The last 28 km of this river create a unique microclimate, feeding the soil that produces one of the most expensive white wine in the world.
Ferdinand’s Saar Dry Gin is born to reflect the characteristics of this region, to spotlight the peculiarities and the excellences, aiming to the highest quality. The Riesling wine it’s not just a famous and elegant wine, but it adds density to this Gin, becoming one of the fundamental ingredient of the recipe. The aromatic herbs and the self grown fruits are mixed with the best production of this region, who’s placed among France, Luxembourg and Germany, composing a unique taste.
Ferdinand’s Saar Dry Gin caught attention since its launch in Germany, before starting to be sold in other markets, different web sites started to talk about it, about the accuracy of the work, the high quality, the story behind the Gin and how it’s linked to a precise place. Someone says that the future of Gin is for those products that can express the particularities of the place where it’s distilled, and Ferdinand’s Saar Dry Gin really achieve this goal perfectly. So I was very curious to taste it.

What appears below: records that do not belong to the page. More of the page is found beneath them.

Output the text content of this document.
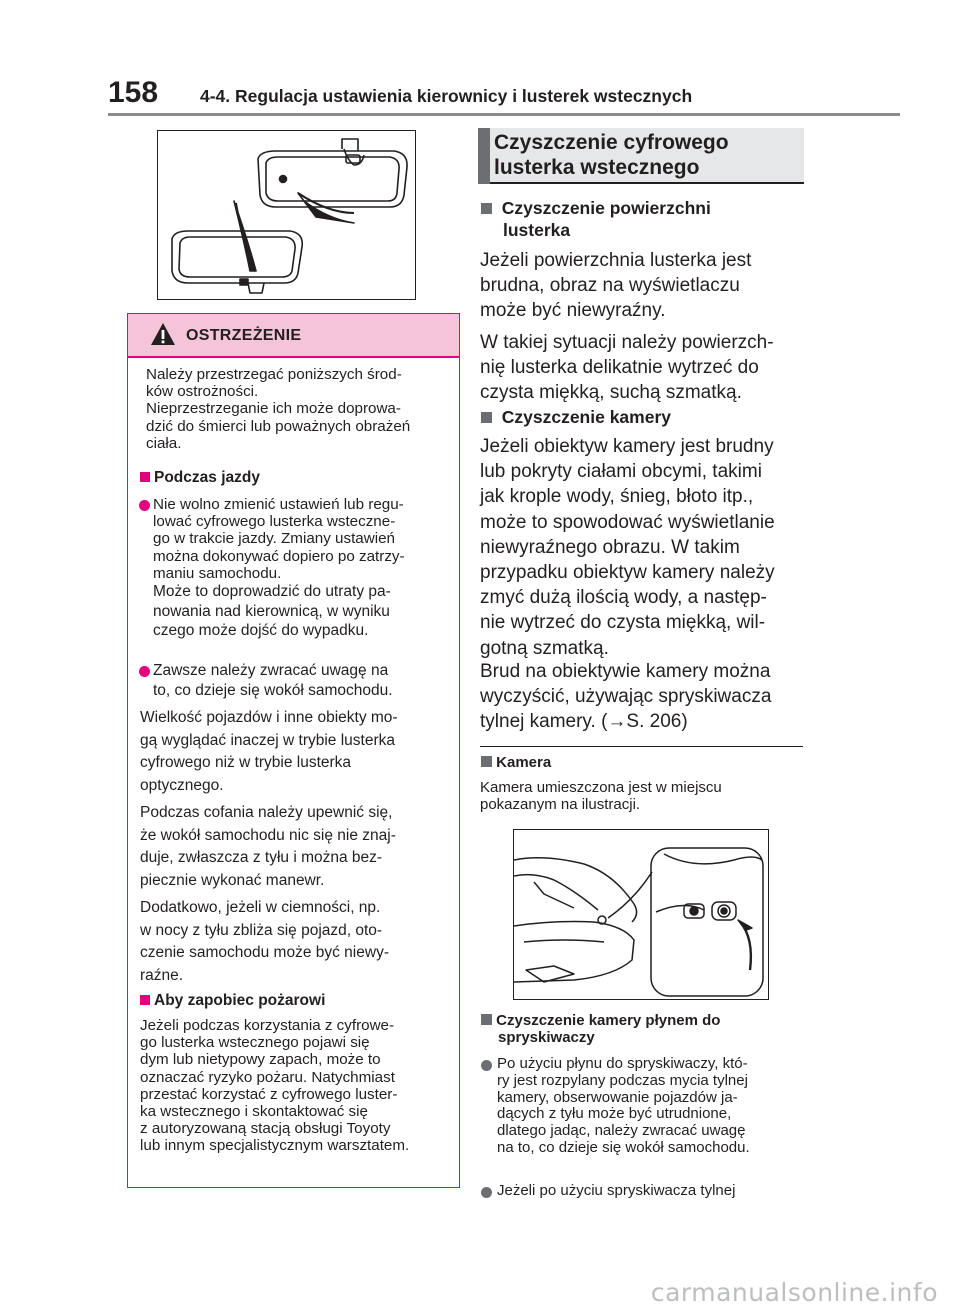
158 4-4. Regulacja ustawienia kierownicy i lusterek wstecznych
OSTRZEŻENIE
Należy przestrzegać poniższych środ-
ków ostrożności.
Nieprzestrzeganie ich może doprowa-
dzić do śmierci lub poważnych obrażeń
ciała.
Podczas jazdy
Nie wolno zmienić ustawień lub regu-
lować cyfrowego lusterka wsteczne-
go w trakcie jazdy. Zmiany ustawień
można dokonywać dopiero po zatrzy-
maniu samochodu.
Może to doprowadzić do utraty pa-
nowania nad kierownicą, w wyniku
czego może dojść do wypadku.
Zawsze należy zwracać uwagę na
to, co dzieje się wokół samochodu.
Wielkość pojazdów i inne obiekty mo-
gą wyglądać inaczej w trybie lusterka
cyfrowego niż w trybie lusterka
optycznego.
Podczas cofania należy upewnić się,
że wokół samochodu nic się nie znaj-
duje, zwłaszcza z tyłu i można bez-
piecznie wykonać manewr.
Dodatkowo, jeżeli w ciemności, np.
w nocy z tyłu zbliża się pojazd, oto-
czenie samochodu może być niewy-
raźne.
Aby zapobiec pożarowi
Jeżeli podczas korzystania z cyfrowe-
go lusterka wstecznego pojawi się
dym lub nietypowy zapach, może to
oznaczać ryzyko pożaru. Natychmiast
przestać korzystać z cyfrowego luster-
ka wstecznego i skontaktować się
z autoryzowaną stacją obsługi Toyoty
lub innym specjalistycznym warsztatem.
Czyszczenie cyfrowego
lusterka wstecznego
Czyszczenie powierzchni
lusterka
Jeżeli powierzchnia lusterka jest
brudna, obraz na wyświetlaczu
może być niewyraźny.
W takiej sytuacji należy powierzch-
nię lusterka delikatnie wytrzeć do
czysta miękką, suchą szmatką.
Czyszczenie kamery
Jeżeli obiektyw kamery jest brudny
lub pokryty ciałami obcymi, takimi
jak krople wody, śnieg, błoto itp.,
może to spowodować wyświetlanie
niewyraźnego obrazu. W takim
przypadku obiektyw kamery należy
zmyć dużą ilością wody, a następ-
nie wytrzeć do czysta miękką, wil-
gotną szmatką.
Brud na obiektywie kamery można
wyczyścić, używając spryskiwacza
tylnej kamery. (→S. 206)
Kamera
Kamera umieszczona jest w miejscu
pokazanym na ilustracji.
Czyszczenie kamery płynem do
spryskiwaczy
Po użyciu płynu do spryskiwaczy, któ-
ry jest rozpylany podczas mycia tylnej
kamery, obserwowanie pojazdów ja-
dących z tyłu może być utrudnione,
dlatego jadąc, należy zwracać uwagę
na to, co dzieje się wokół samochodu.
Jeżeli po użyciu spryskiwacza tylnej
carmanualsonline.info
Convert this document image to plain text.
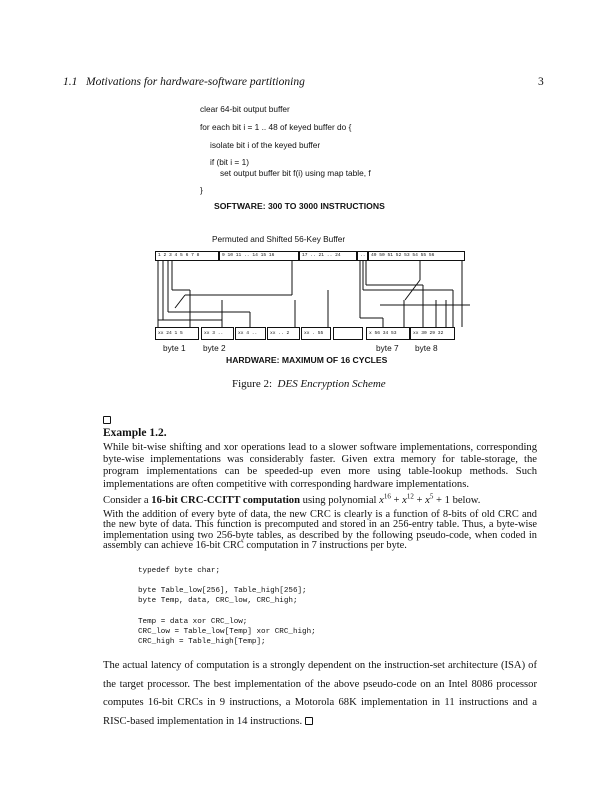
1.1 Motivations for hardware-software partitioning	3
clear 64-bit output buffer
for each bit i = 1 .. 48 of keyed buffer do {
isolate bit i of the keyed buffer
if (bit i = 1)
set output buffer bit f(i) using map table, f
}
SOFTWARE: 300 TO 3000 INSTRUCTIONS
Permuted and Shifted 56-Key Buffer
1 2 3 4 5 6 7 8	9 10 11 .. 14 15 16	17 .. 21 .. 24	..	49 50 51 52 53 54 55 56
xx 24 1 5	xx 3 ..	xx 4 ..	xx .. 2	xx . 55	x 56 34 53	xx 30 29 32
byte 1 byte 2	byte 7 byte 8
HARDWARE: MAXIMUM OF 16 CYCLES
Figure 2: DES Encryption Scheme
Example 1.2.

While bit-wise shifting and xor operations lead to a slower software implementations, corresponding byte-wise implementations was considerably faster. Given extra memory for table-storage, the program implementations can be speeded-up even more using table-lookup methods. Such implementations are often competitive with corresponding hardware implementations.

Consider a 16-bit CRC-CCITT computation using polynomial $x^{16} + x^{12} + x^5 + 1$ below.

With the addition of every byte of data, the new CRC is clearly is a function of 8-bits of old CRC and the new byte of data. This function is precomputed and stored in an 256-entry table. Thus, a byte-wise implementation using two 256-byte tables, as described by the following pseudo-code, when coded in assembly can achieve 16-bit CRC computation in 7 instructions per byte.

typedef byte char;
byte Table_low[256], Table_high[256];
byte Temp, data, CRC_low, CRC_high;
Temp = data xor CRC_low;
CRC_low = Table_low[Temp] xor CRC_high;
CRC_high = Table_high[Temp];

The actual latency of computation is a strongly dependent on the instruction-set architecture (ISA) of the target processor. The best implementation of the above pseudo-code on an Intel 8086 processor computes 16-bit CRCs in 9 instructions, a Motorola 68K implementation in 11 instructions and a RISC-based implementation in 14 instructions.
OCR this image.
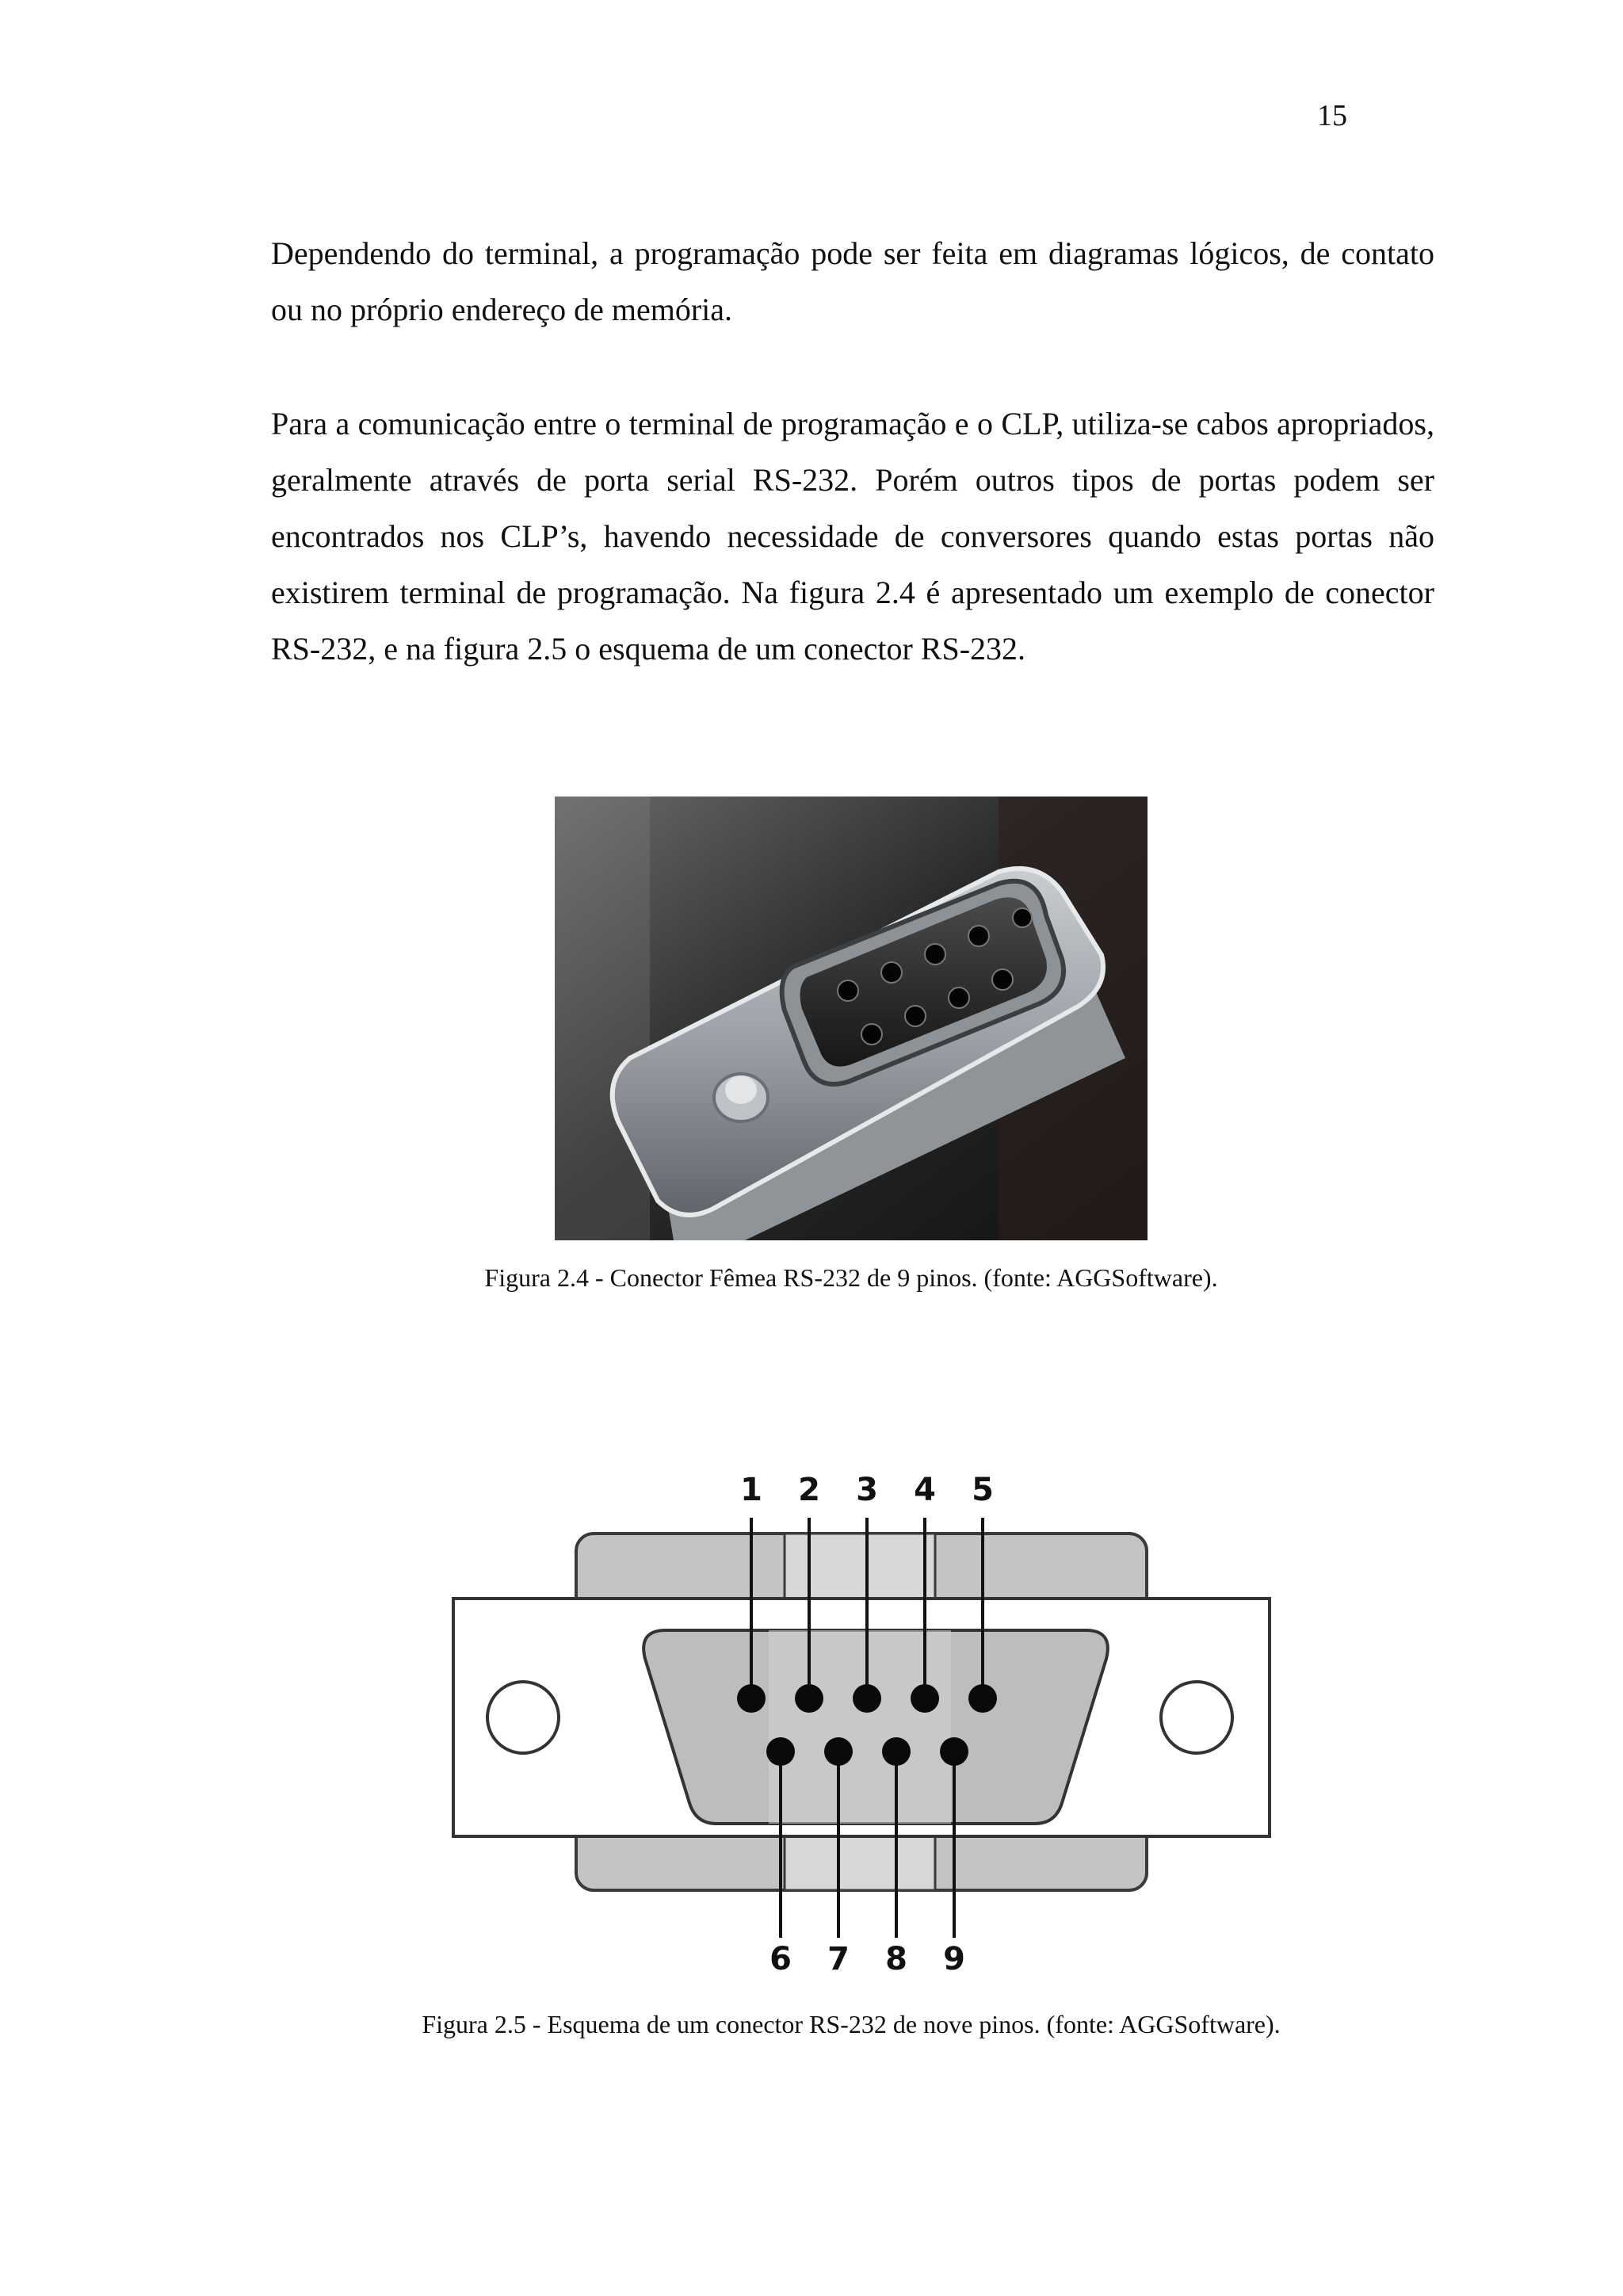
15

Dependendo do terminal, a programação pode ser feita em diagramas lógicos, de contato ou no próprio endereço de memória.

Para a comunicação entre o terminal de programação e o CLP, utiliza-se cabos apropriados, geralmente através de porta serial RS-232. Porém outros tipos de portas podem ser encontrados nos CLP’s, havendo necessidade de conversores quando estas portas não existirem terminal de programação. Na figura 2.4 é apresentado um exemplo de conector RS-232, e na figura 2.5 o esquema de um conector RS-232.

Figura 2.4 - Conector Fêmea RS-232 de 9 pinos. (fonte: AGGSoftware).
1 2 3 4 5
6 7 8 9
Figura 2.5 - Esquema de um conector RS-232 de nove pinos. (fonte: AGGSoftware).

The bottle is very pleasant, the design is elegant, the care for the details is extreme (the cork tells us about the Riesling wine used, in this case a wine from 2009), and if we have to find a defect, I don’t like the size of the bottle: half a litre isn’t enough, it just finishes too quickly, but it sure helps to underline the exclusivity of this Gin.
The first neat taste was surprising: smooth but strong, a floral taste and smell (lavender overall). If you’re reading this review and you’re not familiar with Gins, just forget everything you know about it, Ferdinand’s Saar Dry Gin is completely new. The wine adds its note to this Gin as any other botanical could, in a clear way, it doesn’t change the base of the spirit, it is still a Gin, but the result is impressive, as you can perfectly spot the Riesling. Ferdinand’s comes with a 44% alcohol volume.
As soon as the first sip finished, the Martini cocktail came in mind, and this is surely a Gin that can elevate this preparation. I’m sure we’ll soon hear about it.
The G&T was made with 1 part of Gin and 2 parts of Fever Tree Mediterranean Tonic, a strong proportion to understand better this Gin and it was pure pleasure.
Keep in mind the label of Ferdinand’s Saar Dry Gin, that well noticeable “F”: as soon as you spot it, no hesitations, try it!